After giving effect to the Private Placement, Prospera now has 56,952,278 Common Shares outstanding on a basic basis.
Prospera is a public oil and gas exploration, exploitation and development company focusing on conventional oil and gas reservoirs in Western Canada. Prospera develops, acquires and exploits oil and gas mineral rights for primary and secondary recovery.

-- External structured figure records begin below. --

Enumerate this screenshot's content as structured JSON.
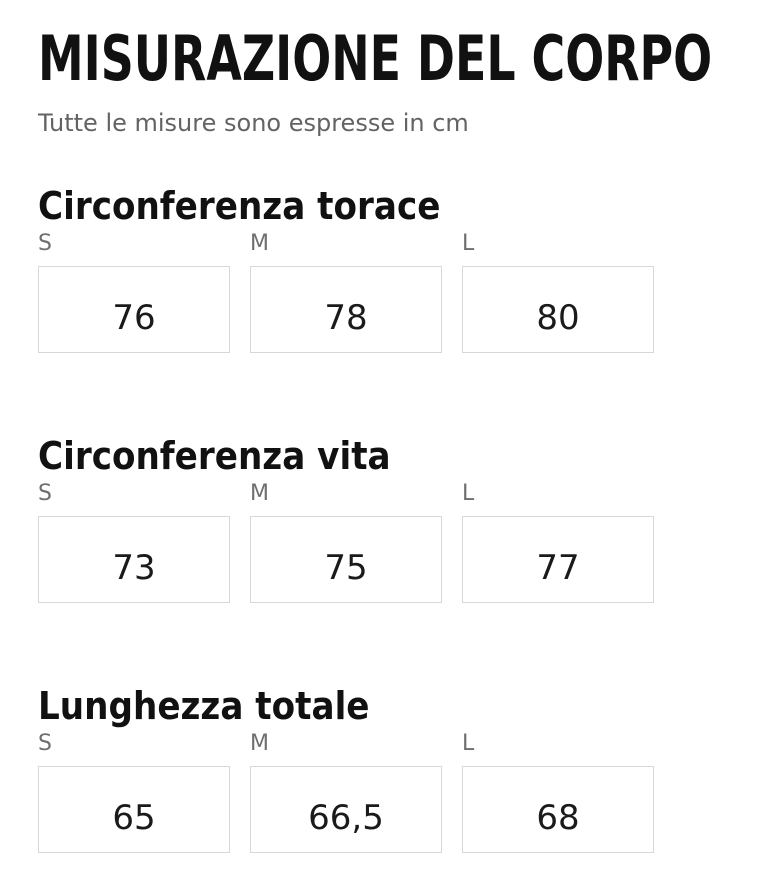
{
  "page": {
    "title": "MISURAZIONE DEL CORPO",
    "subtitle": "Tutte le misure sono espresse in cm"
  },
  "size_labels": [
    "S",
    "M",
    "L"
  ],
  "sections": [
    {
      "heading": "Circonferenza torace",
      "values": [
        "76",
        "78",
        "80"
      ]
    },
    {
      "heading": "Circonferenza vita",
      "values": [
        "73",
        "75",
        "77"
      ]
    },
    {
      "heading": "Lunghezza totale",
      "values": [
        "65",
        "66,5",
        "68"
      ]
    }
  ],
  "colors": {
    "background": "#ffffff",
    "heading_text": "#111111",
    "muted_text": "#636363",
    "size_label_text": "#6e6e6e",
    "box_border": "#d8d8d8",
    "value_text": "#1a1a1a"
  }
}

This news release contains forward-looking statements relating to the future operations of the Corporation and other statements that are not historical facts. Forward-looking statements are often identified by terms such as "will", "may", "should", "anticipate", "expects" and similar expressions. All statements other than statements of historical fact, included in this release, including, without limitation, statements regarding future plans and objectives of the Corporation, are forward looking statements that involve risks and uncertainties. There can be no assurance that such statements will prove to be accurate and actual results and future events could differ materially from those anticipated in such statements. More particularly, this news release contains forward-looking statements concerning the use of proceeds from the Private Placement and the issuance of Common Shares to the Consultant.This news release does not constitute an offer to sell or a solicitation of an offer to buy any of the Units in the United States. The Units (or constituent securities) have not been and will not be registered under the United States Securities Act of 1933, as amended (the "U.S. Securities Act") or any state securities laws and may not be offered or sold within the United States or to U.S. Persons unless registered under the U.S. Securities Act and applicable state securities laws or an exemption from such registration is available. Neither the TSXV nor its Regulation Services Provider (as that term is defined in the policies of the TSXV) accepts responsibility for the adequacy or accuracy of this release.